U.S. factory orders declined in December 2025, according to data released around February 18, 2026, by the U.S. Census Bureau, with durable goods orders dropping 1.4% to $319.6 billion. This was slightly worse than the consensus forecast of -0.6% to -0.7%, primarily due to a 5.3% drop in transportation equipment, including a slump of 24.9% to 25.9% in non-defense aircraft parts. The decline followed a revised 5.4% gain in November, highlighting the ongoing volatility in manufacturing tied to aircraft swings.

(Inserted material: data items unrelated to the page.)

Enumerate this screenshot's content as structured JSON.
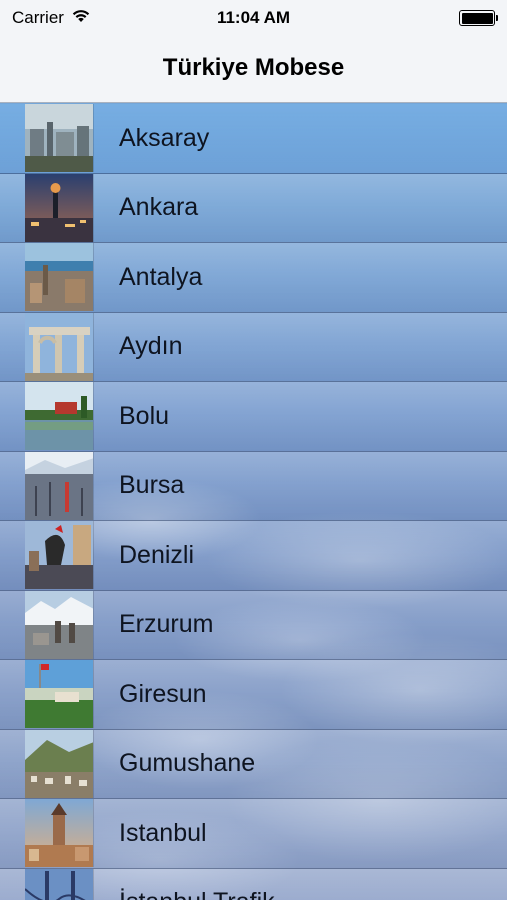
{
  "status_bar": {
    "carrier": "Carrier",
    "time": "11:04 AM",
    "icons": [
      "wifi-icon",
      "battery-icon"
    ]
  },
  "nav": {
    "title": "Türkiye Mobese"
  },
  "cities": [
    {
      "name": "Aksaray",
      "thumb": "aksaray-photo"
    },
    {
      "name": "Ankara",
      "thumb": "ankara-photo"
    },
    {
      "name": "Antalya",
      "thumb": "antalya-photo"
    },
    {
      "name": "Aydın",
      "thumb": "aydin-photo"
    },
    {
      "name": "Bolu",
      "thumb": "bolu-photo"
    },
    {
      "name": "Bursa",
      "thumb": "bursa-photo"
    },
    {
      "name": "Denizli",
      "thumb": "denizli-photo"
    },
    {
      "name": "Erzurum",
      "thumb": "erzurum-photo"
    },
    {
      "name": "Giresun",
      "thumb": "giresun-photo"
    },
    {
      "name": "Gumushane",
      "thumb": "gumushane-photo"
    },
    {
      "name": "Istanbul",
      "thumb": "istanbul-photo"
    },
    {
      "name": "İstanbul Trafik",
      "thumb": "istanbul-trafik-photo"
    }
  ]
}
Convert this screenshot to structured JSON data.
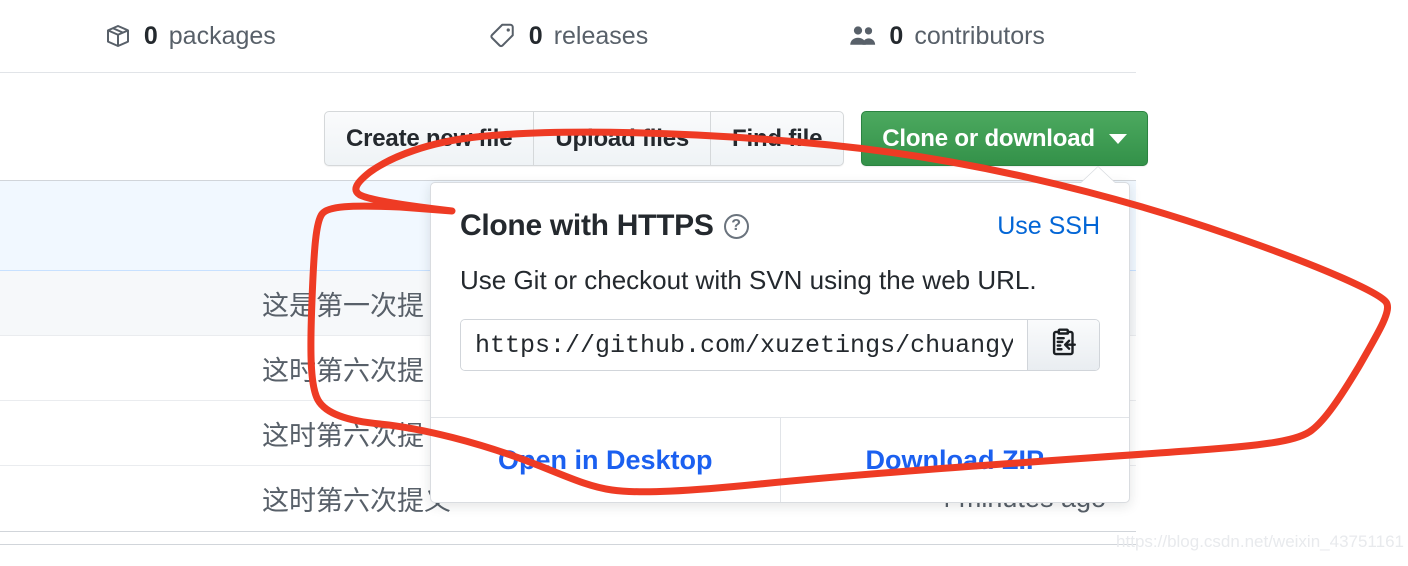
{
  "stats": [
    {
      "icon": "package-icon",
      "count": "0",
      "label": "packages"
    },
    {
      "icon": "tag-icon",
      "count": "0",
      "label": "releases"
    },
    {
      "icon": "people-icon",
      "count": "0",
      "label": "contributors"
    }
  ],
  "toolbar": {
    "create_new_file": "Create new file",
    "upload_files": "Upload files",
    "find_file": "Find file",
    "clone_or_download": "Clone or download"
  },
  "clone_panel": {
    "title": "Clone with HTTPS",
    "help_icon": "?",
    "use_ssh": "Use SSH",
    "description": "Use Git or checkout with SVN using the web URL.",
    "url_value": "https://github.com/xuzetings/chuangye",
    "url_placeholder": "https://github.com/",
    "copy_icon": "clipboard-copy-icon",
    "open_in_desktop": "Open in Desktop",
    "download_zip": "Download ZIP"
  },
  "file_table": {
    "rows": [
      {
        "message": "这是第一次提",
        "time": ""
      },
      {
        "message": "这时第六次提",
        "time": ""
      },
      {
        "message": "这时第六次提",
        "time": ""
      },
      {
        "message": "这时第六次提义",
        "time": "4 minutes ago"
      }
    ]
  },
  "annotation": {
    "color": "#ee3b24",
    "shape": "hand-drawn-ellipse-highlight"
  },
  "watermark": "https://blog.csdn.net/weixin_43751161",
  "colors": {
    "green_button": "#2c974b",
    "link_blue": "#0366d6",
    "footer_link_blue": "#1b60f0",
    "annotation_red": "#ee3b24",
    "row_highlight": "#f1f8ff"
  }
}
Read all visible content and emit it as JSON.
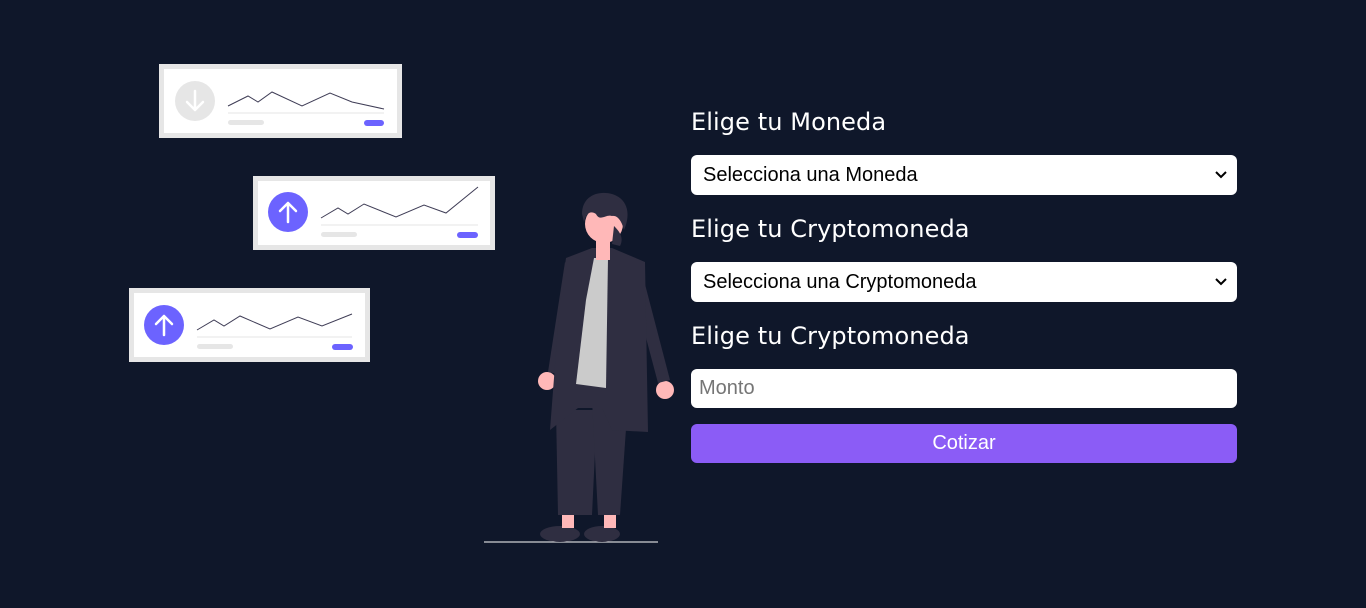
{
  "form": {
    "currency_label": "Elige tu Moneda",
    "currency_select_value": "Selecciona una Moneda",
    "crypto_label": "Elige tu Cryptomoneda",
    "crypto_select_value": "Selecciona una Cryptomoneda",
    "amount_label": "Elige tu Cryptomoneda",
    "amount_placeholder": "Monto",
    "submit_label": "Cotizar"
  },
  "icons": {
    "card_1": "arrow-down-icon",
    "card_2": "arrow-up-icon",
    "card_3": "arrow-up-icon",
    "select_caret": "chevron-down-icon"
  },
  "colors": {
    "background": "#0f172a",
    "accent": "#8b5cf6",
    "illustration_accent": "#6c63ff",
    "text": "#ffffff"
  }
}
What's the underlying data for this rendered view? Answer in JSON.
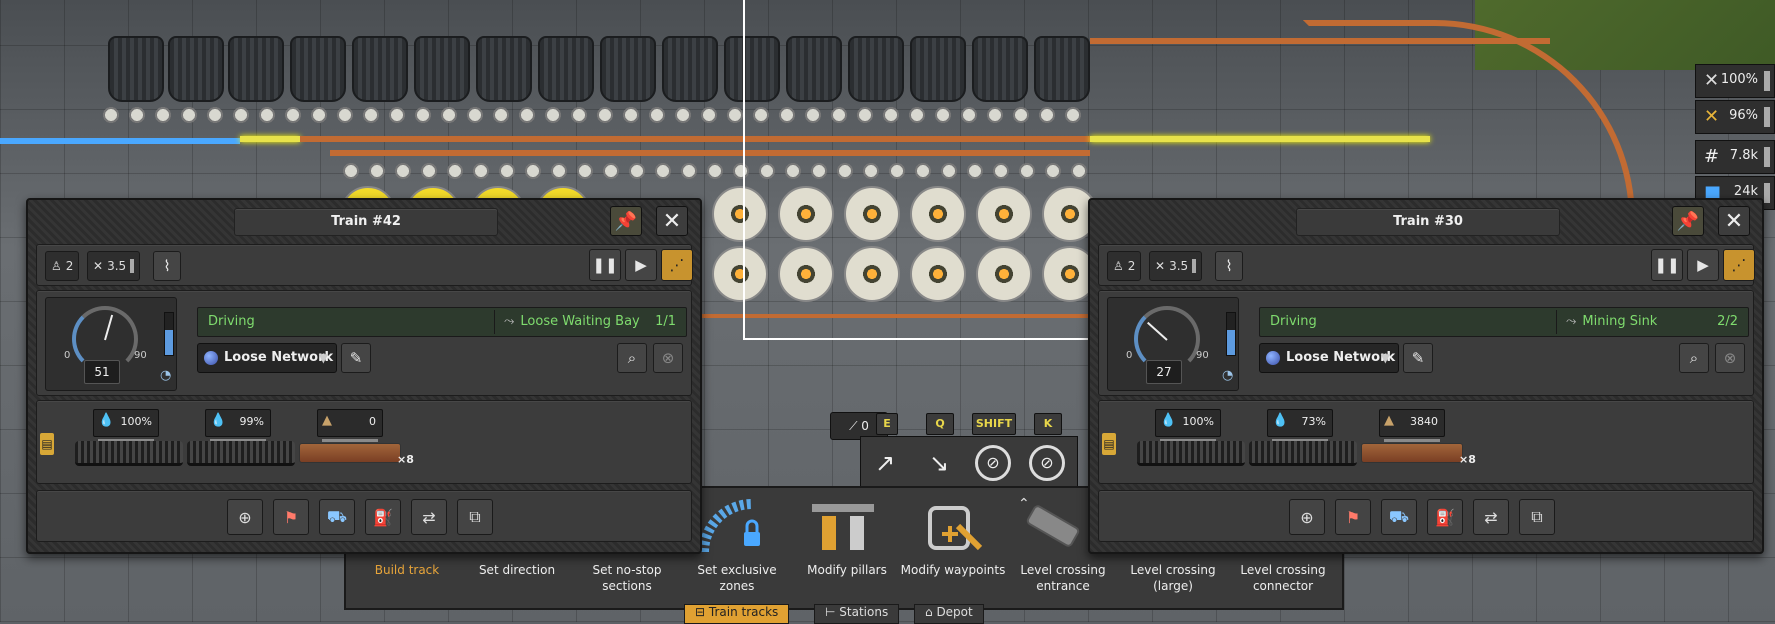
{
  "trains": [
    {
      "title": "Train #42",
      "crew": "2",
      "tool_value": "3.5",
      "speed_gauge_min": "0",
      "speed_gauge_max": "90",
      "speed": "51",
      "status": "Driving",
      "destination": "Loose Waiting Bay",
      "destination_index": "1/1",
      "network": "Loose Network",
      "fuels": [
        {
          "icon": "water-fuel-icon",
          "value": "100%"
        },
        {
          "icon": "water-fuel-icon",
          "value": "99%"
        },
        {
          "icon": "cargo-icon",
          "value": "0"
        }
      ],
      "wagon_count": "×8"
    },
    {
      "title": "Train #30",
      "crew": "2",
      "tool_value": "3.5",
      "speed_gauge_min": "0",
      "speed_gauge_max": "90",
      "speed": "27",
      "status": "Driving",
      "destination": "Mining Sink",
      "destination_index": "2/2",
      "network": "Loose Network",
      "fuels": [
        {
          "icon": "water-fuel-icon",
          "value": "100%"
        },
        {
          "icon": "water-fuel-icon",
          "value": "73%"
        },
        {
          "icon": "ore-icon",
          "value": "3840"
        }
      ],
      "wagon_count": "×8"
    }
  ],
  "toolbar": {
    "tools": [
      {
        "label": "Build track",
        "active": true
      },
      {
        "label": "Set direction"
      },
      {
        "label": "Set no-stop sections"
      },
      {
        "label": "Set exclusive zones"
      },
      {
        "label": "Modify pillars"
      },
      {
        "label": "Modify waypoints"
      },
      {
        "label": "Level crossing entrance"
      },
      {
        "label": "Level crossing (large)"
      },
      {
        "label": "Level crossing connector"
      }
    ],
    "tabs": [
      "Train tracks",
      "Stations",
      "Depot"
    ],
    "active_tab": "Train tracks"
  },
  "key_hints": [
    "E",
    "Q",
    "SHIFT",
    "K"
  ],
  "counter_value": "0",
  "hud": [
    {
      "icon": "maintenance-icon",
      "value": "100%"
    },
    {
      "icon": "maintenance-icon",
      "value": "96%"
    },
    {
      "icon": "track-icon",
      "value": "7.8k"
    },
    {
      "icon": "storage-icon",
      "value": "24k"
    }
  ],
  "colors": {
    "accent": "#e0a132",
    "status_green": "#7fdc6e",
    "rail": "#c26b33"
  }
}
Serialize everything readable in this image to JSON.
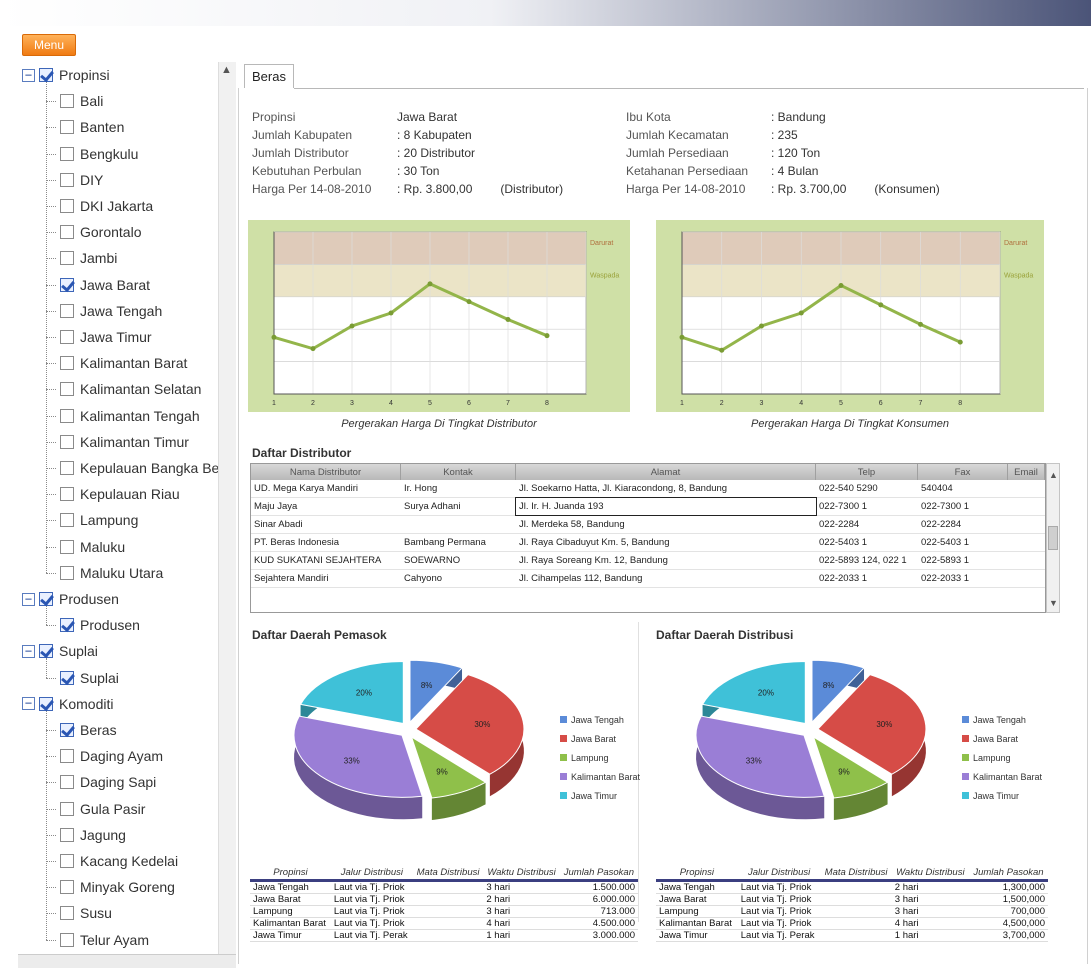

Efforts to gauge the health of the industrial sector have been complicated by these sharp fluctuations, but core measures showed surprising resilience. Core capital goods orders, which exclude transportation and defense, rose 0.6%, with shipments up 0.9%, suggesting that business investment remains robust amid an AI-driven boom. Demand for equipment like computers surged 3.0%, while electrical components, fabricated metals, and primary metals also posted gains of 0.6%, 0.9%, and 1.7%, respectively. "The core numbers tell a more positive story," said an economist familiar with the matter, who spoke on condition of anonymity. "Despite the headline dip, there's underlying strength, especially in tech-related sectors."
Manufacturing technology orders hit a record $814.3 million in December, up 86.7% from November and 22.5% for the year over 2024, led by aerospace, which saw a 45.1% increase. This signals a shift toward high-value investments, even as broader manufacturing, accounting for about 10.1% of the economy, faces headwinds from tariffs announced in April 2025. Those tariffs have created uncertainty, delaying some orders but not large investments, according to industry sources. Ex-transportation orders rose 0.9%, and factory production increased 0.6% in January 2026, the largest gain since February 2025, up 2.4% year-over-year.
Market reaction was muted, with investors focused on Federal Reserve minutes, but the data suggests solid Q4 2025 business spending and a growth foundation into 2026. Economists anticipate a manufacturing recovery as tariff effects fade and tax cuts activate, though short-term volatility in durable goods is expected to continue. Without sustained core strength, the sector could face pressure, but for now, the AI boom is providing a cushion. Attempts to reach officials for further comment were not immediately successful.
Correction: An earlier version misstated the year of the data release; it has been updated to reflect the correct timeline.